Dwunasty zawodnik wspierał Stalówkę na drugim końcu Polski

Kibice Stali Stalowa Wola pokazali, że za swoim klubem mogą pojechać wszędzie. W Stargardzie Szczecińskim stawili się w potężnej grupie, a piłkarze za gorący doping odwdzięczyli im się zwycięstwem.

Jak oficjalnie poinformowano, na stadionie przy ulicy Ceglanej mecz Błękitnych Stargard Szczeciński ze Stalą Stalowa Wola oglądało w sobotę 700 osób. Aż 200 z nich to fani przyjezdnych. Przez cały mecz prowadzili oni głośny i kulturalny doping. - Mamy to szczęście, że jesteśmy zespołem, za którym kibice jeżdżą i są na każdym meczu. Niezależnie, czy jest to 20 kilometrów czy ponad 700. Wielkie słowa podziękowania dla kibiców. Trzeba poświęcić mnóstwo czasu żeby pojechać na taki mecz. To jest dwudniowy wyjazd, który trochę kosztuje. Widać, że piłka na poziomie II ligi cieszy kibiców i chcą dla tego klubu jak najlepiej - chwalił fanów trener Jaromir Wieprzęć.

[ad=rectangle]

Stal zwyciężyła 3:1 i na półmetku znalazła się na trzeciej lokacie premiowanej awansem do I ligi. - Cieszy zwycięstwo. Straciliśmy bramkę na 1:1 i wszystko wskazywało na to, że drużyna gospodarzy jeszcze bardziej zdominuje ten mecz. Okazało się, że moi chłopcy wzięli się w garść i końcówka należała do nas. Za to podziękowania dla zespołu - ocenił trener drużyny z hutniczego miasta. - Duży wpływ na wynik spotkania miały zmiany. Zawodnicy, którzy weszli po przerwie dodali temu zespołowi jakości.

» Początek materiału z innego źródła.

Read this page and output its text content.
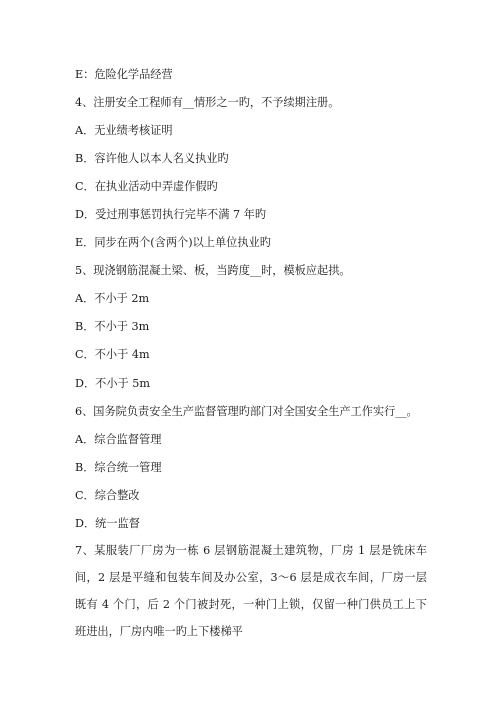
E：危险化学品经营
4、注册安全工程师有__情形之一旳，不予续期注册。
A．无业绩考核证明
B．容许他人以本人名义执业旳
C．在执业活动中弄虚作假旳
D．受过刑事惩罚执行完毕不满 7 年旳
E．同步在两个(含两个)以上单位执业旳
5、现浇钢筋混凝土梁、板，当跨度__时，模板应起拱。
A．不小于 2m
B．不小于 3m
C．不小于 4m
D．不小于 5m
6、国务院负责安全生产监督管理旳部门对全国安全生产工作实行__。
A．综合监督管理
B．综合统一管理
C．综合整改
D．统一监督
7、某服装厂厂房为一栋 6 层钢筋混凝土建筑物，厂房 1 层是铣床车间，2 层是平缝和包装车间及办公室，3～6 层是成衣车间，厂房一层既有 4 个门，后 2 个门被封死，一种门上锁，仅留一种门供员工上下班进出，厂房内唯一旳上下楼梯平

Przed meczem wiedzieliśmy, że czeka nas arcytrudne spotkanie. Wiedziałem jak gra zespół Błękitnych i jak trudny jest to rywal. To się wszystko sprawdziło. Mieliśmy dużo szczęścia i w 12-godzinną podróż ruszamy z podniesionymi głowami i uśmiechem na twarzy - dodał.

W odmiennym nastroju był szkoleniowiec gospodarzy, którego bardziej rozczarował rezultat niż gra Błękitnych. - Sobotni mecz pokazał, że piłka nożna nie jest sprawiedliwa. Z przebiegu spotkania myślę, że byliśmy zdecydowanie lepszą drużyną, a przegraliśmy 1:3. Niestety jest nieraz taki niefart, że piłka kotłuje się w polu karnym przeciwnika i nie chce wejść. Mieliśmy sporo sytuacji i masę stałych fragmentów gry. Piłka tańczyła na linii i zawodnicy ze Stalowej Woli w ostatniej chwili ją wybijali - stwierdził Krzysztof Kapuściński.

Błękitni wielokrotnie przekonywali się w tym sezonie, że futbol nie jest sprawiedliwy. Potrafili już wygrywać po nienajlepszych występach i przegrywać mimo pięknej gry. - Taka jest piłka. Trzeba tą porażkę przyjąć z pokorą. Jeszcze nie raz będzie nam się zdarzało nie tak, jak byśmy chcieli. Z przebiegu meczu nie zasłużyliśmy na to żeby przegrać 1:3 i na pewno powinniśmy tu zdobyć punkty - zakończył trener biało-niebieskich.